O encontro, que aconteceu entre os dias 28 e 30 de abril, reuniu cerca de 600 pessoas na Universidade Federal de Mato Grosso (UFMT), em Cuiabá. Sob o tema “COP30: o protagonismo dos povos indígenas de Mato Grosso nas políticas internacionais climáticas”, o ATL-MT reforçou a importância da incidência indígena na 30ª Conferência das Nações Unidas sobre Mudanças Climáticas (COP30), que acontecerá no Brasil, em Belém (PA), em novembro deste ano.

Foto: Vinny Chiquitano
“Nós queremos participar. E não só levando desafios, mas as iniciativas que temos aqui. Precisamos ser vistos enquanto pessoas e consideradas as nossas necessidades. E que as políticas públicas sejam construídas a partir desse bem viver que a gente tanto luta”, ressaltou Eliane. “A participação dos povos indígenas será necessária. A Fepoimt está nessa articulação para levar lideranças indígenas de Mato Grosso para estar nesse debate”, complementou Vinny Chiquitano, jovem liderança do povo Chiquitano.
Simultaneamente à urgência dos povos indígenas terem mais voz ativa em pautas relacionadas à emergência climática, também foram discutidas ações com potencial de enfrentar o aquecimento global. “Os planos de adaptação às mudanças climáticas são fundamentais. É importante que os indígenas tragam suas percepções em relação às mudanças no clima, na biodiversidade e nos modos tradicionais de caça, pesca e coleta. O aumento do calor e de incêndios nos territórios também é uma questão. É importante trazer perspectivas e soluções de como vão se preparar para esse novo momento com mais seca e menos chuva”, comentou Artema Lima, coordenadora do Programa Mato Grosso, da Operação Amazônia Nativa (OPAN).
Direitos fundamentais
Além das pautas relacionadas à crise climática, o ATL-MT também refletiu sobre outros temas caros ao movimento indígena estadual. No que diz respeito à saúde e educação indígenas, lideranças denunciaram negligências históricas ainda perpetradas pelo poder público, como o baixo investimento, a precariedade das estruturas, falhas em procedimentos padrão, especificidades indígenas desconsideradas, dentre outros absurdos flagrantes. “Ficaram evidentes as lacunas da presença do Estado para garantir direitos constitucionais”, pontuou Artema Lima.

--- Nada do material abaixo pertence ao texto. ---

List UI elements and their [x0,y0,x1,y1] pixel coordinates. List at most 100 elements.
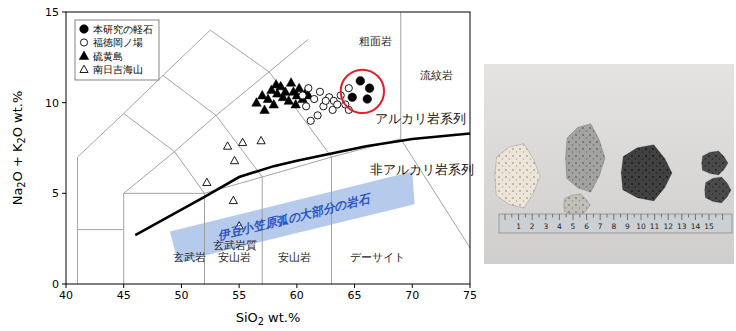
stone [705,177,731,203]
ruler-tick [607,214,608,218]
point [356,77,365,86]
band [170,172,415,263]
point [329,106,336,113]
text-part: Na [10,188,25,206]
ruler-label: 7 [598,222,603,231]
ruler-tick [539,214,540,218]
ruler-tick [661,214,662,218]
stone [564,194,590,216]
field-boundary [210,30,269,72]
field-boundary [216,115,262,177]
ruler-tick [532,214,533,220]
point [311,95,318,102]
point [302,103,309,110]
legend-label: 福徳岡ノ場 [93,37,143,48]
ruler-tick [675,214,676,218]
ruler-tick [586,214,587,220]
point [294,83,304,92]
point [260,105,270,114]
y-tick-label: 0 [52,278,59,291]
ruler-tick [552,214,553,218]
x-tick-label: 45 [117,289,131,302]
legend-label: 硫黄島 [93,51,123,62]
point [348,93,357,102]
ruler-label: 15 [704,222,714,231]
ruler-tick [573,214,574,220]
ruler-tick [505,214,506,220]
field-label: デーサイト [350,251,405,264]
point [257,136,265,143]
point [80,25,89,34]
text-part: O + K [10,143,25,181]
x-tick [296,284,297,288]
stone [702,151,728,175]
legend-label: 本研究の軽石 [93,24,153,35]
ruler-tick [668,214,669,220]
legend-box [75,20,159,80]
point [284,96,294,105]
point [305,85,312,92]
ruler-tick [654,214,655,220]
x-tick [470,284,471,288]
ruler-tick [688,214,689,218]
text-part: wt.% [264,310,300,325]
point [224,142,232,149]
ruler-label: 14 [691,222,701,231]
field-label: 玄武岩質安山岩 [213,239,257,264]
ruler-label: 2 [530,222,535,231]
field-label: 玄武岩 [173,251,206,264]
ruler [499,214,732,233]
ruler-tick [681,214,682,220]
legend-label: 南日吉海山 [93,64,143,75]
figure: 4045505560657075051015SiO2 wt.%Na2O + K2… [0,0,736,331]
point [365,84,374,93]
point [286,78,296,87]
field-label-line: 流紋岩 [420,69,453,82]
ruler-tick [647,214,648,218]
ruler-tick [600,214,601,220]
ruler-tick [579,214,580,218]
ruler-tick [627,214,628,220]
ruler-tick [525,214,526,218]
ruler-tick [545,214,546,220]
y-tick-label: 15 [45,6,59,19]
y-tick [62,193,66,194]
ruler-tick [709,214,710,220]
ruler-tick [634,214,635,218]
ruler-tick [518,214,519,220]
point [257,90,267,99]
field-label: 流紋岩 [420,69,453,82]
x-tick-label: 60 [290,289,304,302]
point [363,95,372,104]
x-tick-label: 70 [405,289,419,302]
ruler-tick [641,214,642,220]
point [271,80,281,89]
point [79,51,89,60]
series-label: 非アルカリ岩系列 [370,162,474,177]
ruler-label: 4 [557,222,562,231]
ruler-tick [722,214,723,220]
ruler-label: 9 [625,222,630,231]
x-tick [123,284,124,288]
x-tick-label: 65 [348,289,362,302]
ruler-label: 8 [611,222,616,231]
x-tick-label: 55 [232,289,246,302]
stone [566,124,606,192]
y-tick-label: 10 [45,97,59,110]
field-boundary [78,229,124,230]
field-label: 安山岩 [278,251,311,264]
point [80,65,88,72]
series-label: アルカリ岩系列 [375,111,466,126]
point [316,88,323,95]
field-boundary [204,193,205,284]
photo: 123456789101112131415 [484,64,734,264]
field-boundary [401,139,470,284]
ruler-label: 5 [571,222,576,231]
ruler-tick [511,214,512,218]
x-tick [239,284,240,288]
ruler-tick [695,214,696,220]
point [239,138,247,145]
field-label-line: デーサイト [350,251,405,264]
band-label: 伊豆小笠原弧の大部分の岩石 [216,191,374,243]
point [263,94,273,103]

A gestão territorial também foi discutida, principalmente no que diz respeito à elaboração e implementação de Planos de Gestão Territorial e Ambiental (PTGAs) em todos os territórios indígenas, conforme previsto pela Política Nacional de Gestão Territorial e Ambiental de Terras Indígenas (PNGATI).

Foto: Artema Lima
Questões de gênero foram pautadas, como a participação de mulheres em espaços de poder e sua organização associativa, com exemplo da Organização das Mulheres Indígenas de Mato Grosso (Takiná). “Estamos observando que nos dois ATLs, tanto em Brasília quanto em Cuiabá, o quanto as mulheres estão tendo protagonismo e estão se inserindo nas pautas emergenciais do movimento indígena”, avaliou Artema Lima.
A violência contra mulher em territórios indígenas e a baixa notificação desses casos também foram discutidos. A plenária apontou cadeias de valor da sociobiodiversidade como uma possível alternativa para que as mulheres tenham maior autonomia financeira para conseguir sair desse ciclo. “Primeiro, é necessário ter visibilidade e constar nas estatísticas. E a plenária apontou possíveis soluções de renda que são opções transversais que podem colaborar para a diminuição da violência. E foi reforçado que violência não é cultura”, frisou Eliane Xunakalo.
Os desafios e potencialidades da juventude indígena de Mato Grosso também foram discutidos no ATL-MT. Questões relacionadas à saúde mental e ao acesso e permanência ao Ensino Superior mobilizaram os presentes, que ainda refletiram sobre a capacidade de organização e mobilização de jovens lideranças que começam a dar uma nova cara ao movimento indígena.
Audiência pública sobre economia sustentável
Assim como nas duas edições anteriores do ATL-MT, esta também contou com uma audiência pública. Sob o tema “Economia Sustentável para os Povos Indígenas de Mato Grosso”, requerida pelo deputado estadual Lúdio Cabral (PT), o debate promoveu a troca de informações entre indígenas com diferentes experiências de produção em seus territórios.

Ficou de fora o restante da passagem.